A Good Doctor-Patient Relationship in Breast Cancer

Medically Reviewed On: July 11, 2008

Webcast Transcript:

CAROLE CHAMBERLAIN: When I was in the hospital I knew that they'd found something. And I knew that I was in very good hands: the smiles, the hugs, the pat on the head.

When a doctor knows you as well and they bring in this awful apple juice and he says, "Take it away. Give her black coffee with sugar. That's what she likes."

When you're dealing with doctors who have hearts and emotions and take your hand and give you a hug, that's all it takes.

ANNOUNCER: Carole Chamberlain knows what she's talking about. As a breast cancer survivor she's had plenty of experience with doctors

CAROLE CHAMBERLAIN: It's like having a rapport with your husband because they've got your life in their hands. If they can't be honest with you and they can't be open with you -- it's like I once heard a doctor said, "Ladies, if you don't like the answers you're getting, get out." And it's true. It's true.

GENEROSA GRANA, MD: The ability for the woman to communicate freely with her physician. The ability to discuss the side effects that she's experiencing. The ability to get information from that physician and to have her questions answered fully is very important.
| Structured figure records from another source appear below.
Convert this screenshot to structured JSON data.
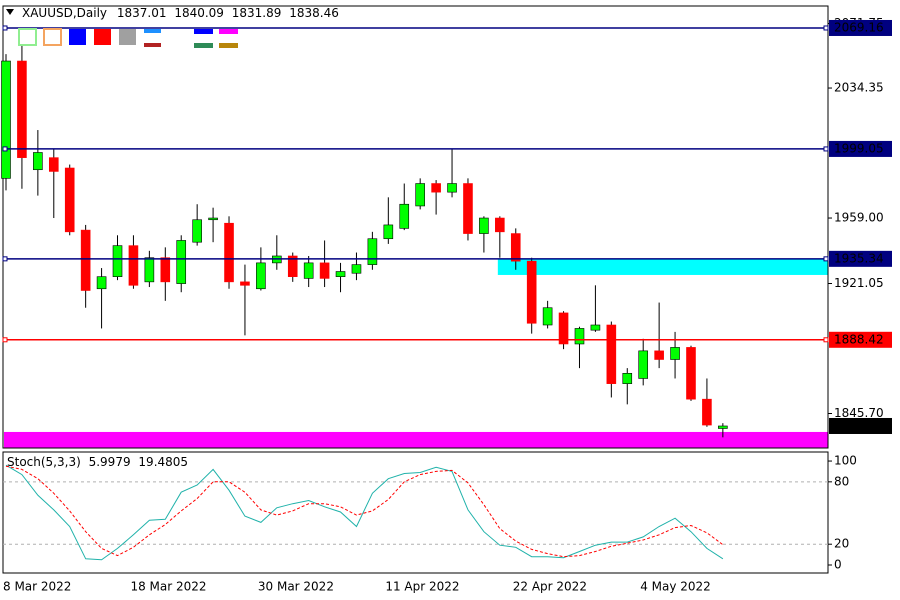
{
  "chart_data": [
    {
      "type": "candlestick",
      "title": "XAUUSD,Daily",
      "categories": [
        "8 Mar 2022",
        null,
        null,
        null,
        null,
        null,
        null,
        null,
        "18 Mar 2022",
        null,
        null,
        null,
        null,
        null,
        null,
        null,
        "30 Mar 2022",
        null,
        null,
        null,
        null,
        null,
        null,
        null,
        "11 Apr 2022",
        null,
        null,
        null,
        null,
        null,
        null,
        null,
        "22 Apr 2022",
        null,
        null,
        null,
        null,
        null,
        null,
        null,
        "4 May 2022",
        null,
        null,
        null,
        null,
        null
      ],
      "open": [
        1982,
        2050,
        1987,
        1994,
        1988,
        1952,
        1918,
        1925,
        1943,
        1922,
        1936,
        1921,
        1945,
        1958,
        1956,
        1922,
        1918,
        1933,
        1937,
        1924,
        1933,
        1925,
        1927,
        1932,
        1947,
        1953,
        1966,
        1979,
        1974,
        1979,
        1950,
        1959,
        1950,
        1934,
        1897,
        1904,
        1886,
        1894,
        1897,
        1863,
        1866,
        1882,
        1877,
        1884,
        1854,
        1837.01
      ],
      "high": [
        2054,
        2060,
        2010,
        1999,
        1990,
        1955,
        1930,
        1949,
        1949,
        1940,
        1942,
        1949,
        1967,
        1965,
        1960,
        1932,
        1942,
        1949,
        1939,
        1937,
        1946,
        1933,
        1939,
        1951,
        1971,
        1979,
        1982,
        1981,
        1999,
        1982,
        1960,
        1960,
        1953,
        1936,
        1911,
        1905,
        1896,
        1920,
        1899,
        1872,
        1889,
        1910,
        1893,
        1885,
        1866,
        1840.09
      ],
      "low": [
        1975,
        1976,
        1972,
        1959,
        1949,
        1907,
        1895,
        1923,
        1918,
        1919,
        1911,
        1916,
        1943,
        1945,
        1918,
        1891,
        1917,
        1929,
        1922,
        1919,
        1919,
        1916,
        1923,
        1929,
        1944,
        1952,
        1964,
        1961,
        1971,
        1946,
        1939,
        1936,
        1929,
        1892,
        1895,
        1883,
        1872,
        1893,
        1855,
        1851,
        1862,
        1872,
        1866,
        1853,
        1838,
        1831.89
      ],
      "close": [
        2050,
        1994,
        1997,
        1986,
        1951,
        1917,
        1925,
        1943,
        1920,
        1936,
        1922,
        1946,
        1958,
        1959,
        1922,
        1920,
        1933,
        1937,
        1925,
        1933,
        1924,
        1928,
        1932,
        1947,
        1955,
        1967,
        1979,
        1974,
        1979,
        1950,
        1959,
        1951,
        1934,
        1898,
        1907,
        1886,
        1895,
        1897,
        1863,
        1869,
        1882,
        1877,
        1884,
        1854,
        1839,
        1838.46
      ],
      "up_color": "#00ff00",
      "down_color": "#ff0000",
      "ylim": [
        1825.7,
        2081.9
      ],
      "yticks": [
        2071.75,
        2034.35,
        {
          "value": 1959,
          "label": "1959.00"
        },
        1921.05,
        {
          "value": 1845.7,
          "label": "1845.70"
        }
      ],
      "levels": [
        {
          "value": 2069.16,
          "color": "#000080"
        },
        {
          "value": 1999.05,
          "color": "#000080"
        },
        {
          "value": 1935.34,
          "color": "#000080"
        },
        {
          "value": 1888.42,
          "color": "#ff0000"
        }
      ],
      "zones": [
        {
          "from": 1926,
          "to": 1935.34,
          "start": 31,
          "color": "#00ffff"
        },
        {
          "from": 1826,
          "to": 1835,
          "start": 0,
          "color": "#ff00ff"
        }
      ]
    },
    {
      "type": "line",
      "title": "Stoch(5,3,3)",
      "series": [
        {
          "color": "#20b2aa",
          "values": [
            96,
            87,
            67,
            53,
            37,
            6,
            5,
            16,
            29,
            43,
            44,
            70,
            77,
            92,
            72,
            47,
            41,
            55,
            59,
            62,
            56,
            51,
            37,
            69,
            83,
            88,
            89,
            94,
            90,
            53,
            32,
            19,
            17,
            8,
            8,
            7,
            13,
            19,
            22,
            22,
            27,
            37,
            45,
            32,
            16,
            5.9979
          ]
        },
        {
          "color": "#ff0000",
          "dash": true,
          "values": [
            95,
            92,
            83,
            69,
            52,
            32,
            16,
            9,
            17,
            29,
            39,
            52,
            64,
            80,
            80,
            70,
            53,
            48,
            52,
            59,
            59,
            56,
            48,
            52,
            63,
            80,
            87,
            90,
            91,
            79,
            58,
            35,
            23,
            15,
            11,
            8,
            9,
            13,
            18,
            21,
            24,
            29,
            36,
            38,
            31,
            19.4805
          ]
        }
      ],
      "ylim": [
        -7.7,
        108.7
      ],
      "yticks": [
        0,
        20,
        80,
        100
      ],
      "levels": [
        20,
        80
      ]
    }
  ]
}
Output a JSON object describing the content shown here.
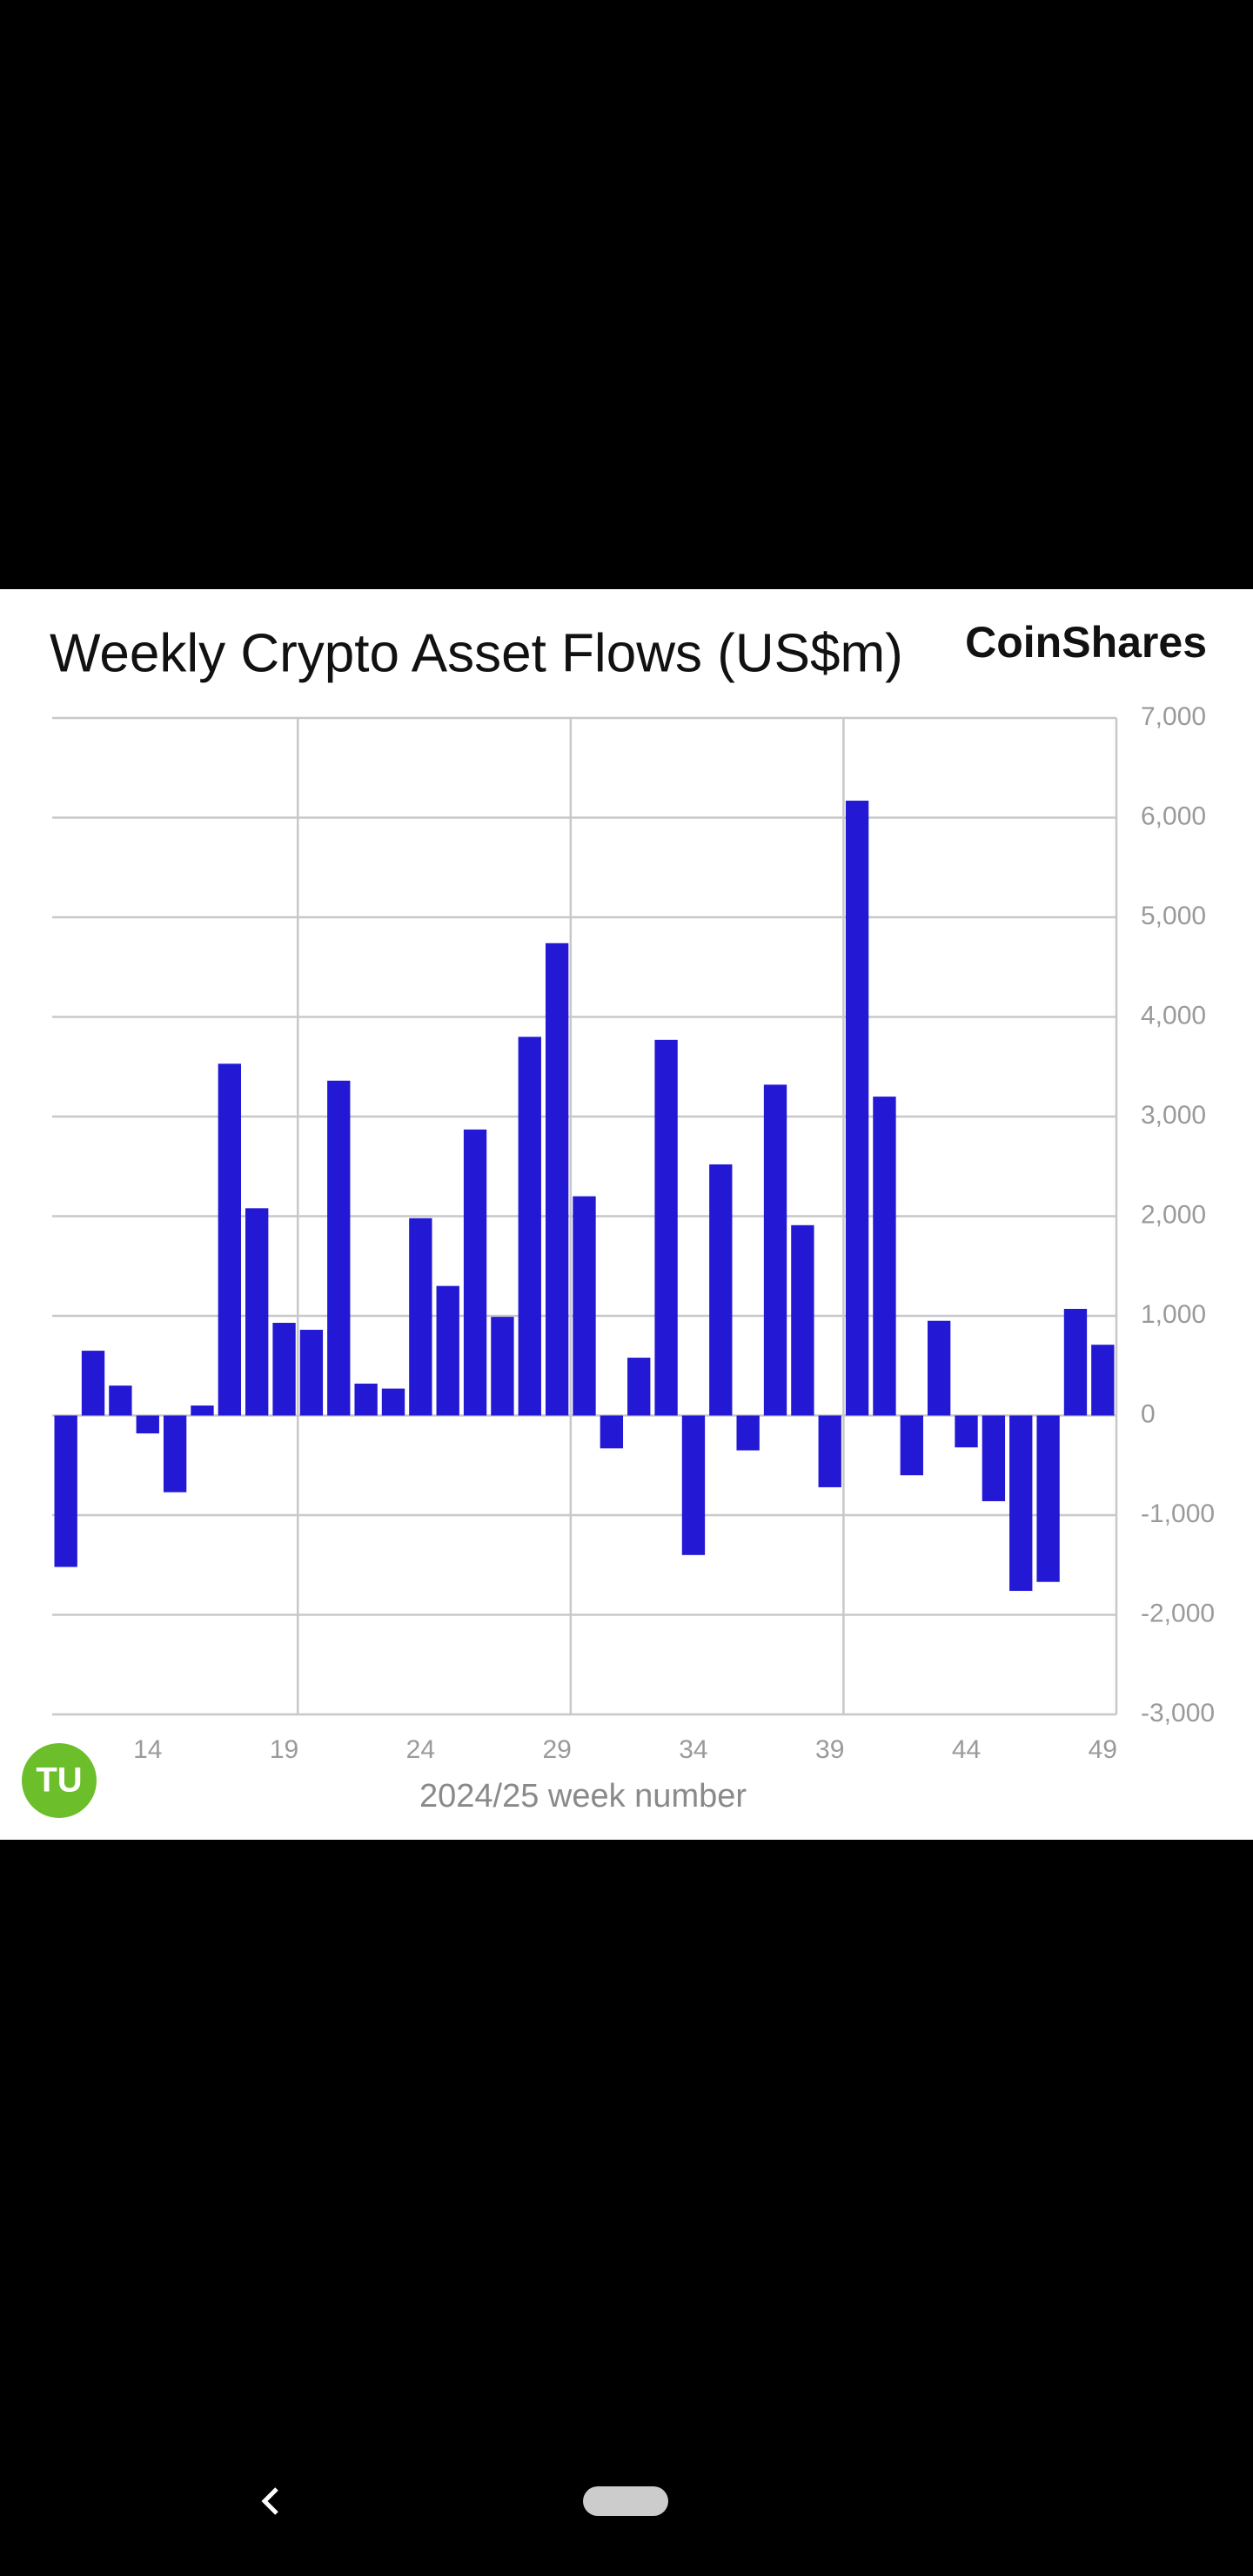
{
  "chart_data": {
    "type": "bar",
    "title": "Weekly Crypto Asset Flows (US$m)",
    "brand": "CoinShares",
    "x_label": "2024/25 week number",
    "categories": [
      null,
      null,
      null,
      "14",
      null,
      null,
      null,
      null,
      "19",
      null,
      null,
      null,
      null,
      "24",
      null,
      null,
      null,
      null,
      "29",
      null,
      null,
      null,
      null,
      "34",
      null,
      null,
      null,
      null,
      "39",
      null,
      null,
      null,
      null,
      "44",
      null,
      null,
      null,
      null,
      "49"
    ],
    "values": [
      -1520,
      650,
      300,
      -180,
      -770,
      100,
      3530,
      2080,
      930,
      860,
      3360,
      320,
      270,
      1980,
      1300,
      2870,
      990,
      3800,
      4740,
      2200,
      -330,
      580,
      3770,
      -1400,
      2520,
      -350,
      3320,
      1910,
      -720,
      6170,
      3200,
      -600,
      950,
      -320,
      -860,
      -1760,
      -1670,
      1070,
      710
    ],
    "color": "#2318d3",
    "ylim": [
      -3000,
      7000
    ],
    "yticks": [
      {
        "value": -3000,
        "label": "-3,000"
      },
      {
        "value": -2000,
        "label": "-2,000"
      },
      {
        "value": -1000,
        "label": "-1,000"
      },
      0,
      {
        "value": 1000,
        "label": "1,000"
      },
      {
        "value": 2000,
        "label": "2,000"
      },
      {
        "value": 3000,
        "label": "3,000"
      },
      {
        "value": 4000,
        "label": "4,000"
      },
      {
        "value": 5000,
        "label": "5,000"
      },
      {
        "value": 6000,
        "label": "6,000"
      },
      {
        "value": 7000,
        "label": "7,000"
      }
    ],
    "grid": true,
    "y_axis_side": "right"
  },
  "logo": "TU"
}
D. LAWRENCE WICKERHAM, MD: The personalities of the caregivers becomes important. Now, the type of personality may vary from patient to patient, but it needs to be compatible with her needs, and arguably the needs of her family as well.

GENEROSA GRANA, MD: We are no longer in an era where the physician makes all of the decisions in isolation. This is a partnership. The decisions are made by the physician and the patient together.

ANNOUNCER: Being comfortable with your choice of doctors extends to choosing the team that will be involved in helping a breast cancer patient.

GENEROSA GRANA, MD: Involved in the treatment of breast cancer are people of a variety of specialties: the surgical oncologist, the medical oncologist, the radiation oncologist, a plastic and reconstructive surgeon who is involved in deciding what type of reconstruction is available. Often a psychologist or social worker, and again, sometimes a coordinator that will guide the patient through each of those steps.

ANNOUNCER: Finding the right people is key. Carole found hers through her gynecologist and surgeon.

CAROLE CHAMBERLAIN: He said, "I know them well." They were two guys and a gal. And it was wonderful from the minute I walked in there.

D. LAWRENCE WICKERHAM, MD: Ideally, the team involved in breast care should be just that, a team that provides very integrated activities from day one followed through long-term follow-up of these individuals.

ANNOUNCER: Support from family and friends can also be important.

GENEROSA GRANA, MD: They are there to support her in her decisions. They are there to help her in seeking and obtaining the appropriate information. They may just go with her on her appointments, and another set of ears is critical. They may be there to take her for her appointments if she can't drive herself, to take her for radiation, to take her for her chemotherapy appointments. And we must also emphasize the emotional support that they can give as she's dealing with this disease.

ANNOUNCER: Of course those nearest and dearest can have mixed emotions.

CAROLE CHAMBERLAIN: I think they were very supportive of me but I think they were more scared than I was because let's face it, there for the grace of God goes every woman in this world.

ANNOUNCER: Often support comes from those going through the same experience.

CAROLE CHAMBERLAIN: It's very helpful to talk to women who have been there and done that. You get that reaching out, that experience. Now everybody's experience is different. Everybody's surgery is different. But when you can see somebody who has been through something worse than what you're going through, it really helps. And women are sharing more today. They're not holding back.

ANNOUNCER: Doctors encourage their patients to learn about their disease in many ways.

CAROLE CHAMBERLAIN: Online resources have helped tremendously. I've spoken to a lot of my friends who were diagnosed and immediately got on the Internet. Between organizations like the Komen Foundation, the Cancer Society, Sharing and Caring, here in New York, SHARE organization.

D. LAWRENCE WICKERHAM, MD: I often take time when the patient is first diagnosed with a breast cancer to sort of go over the fact that they are going to be getting lots of information from lots of different sources, and they need to take that information with a grain of salt, whether or not it's Aunt Tillie or Dan Rather.

ANNOUNCER: While being educated about your disease is important, a good relationship with your doctor is vital.

CAROLE CHAMBERLAIN: If you don't like what the doctor says or the personalities clash, it's like a date. You can tell on the first hour of a date. If you don't like him, go home.

Ask a friend, call a medical association, call an organization like the Komen Foundation. They will help you in any part of this country they have teams; they have organizations. With what you're going through as a possible breast cancer survivor, you don't need to be treated like a number. You need to be treated like a human being.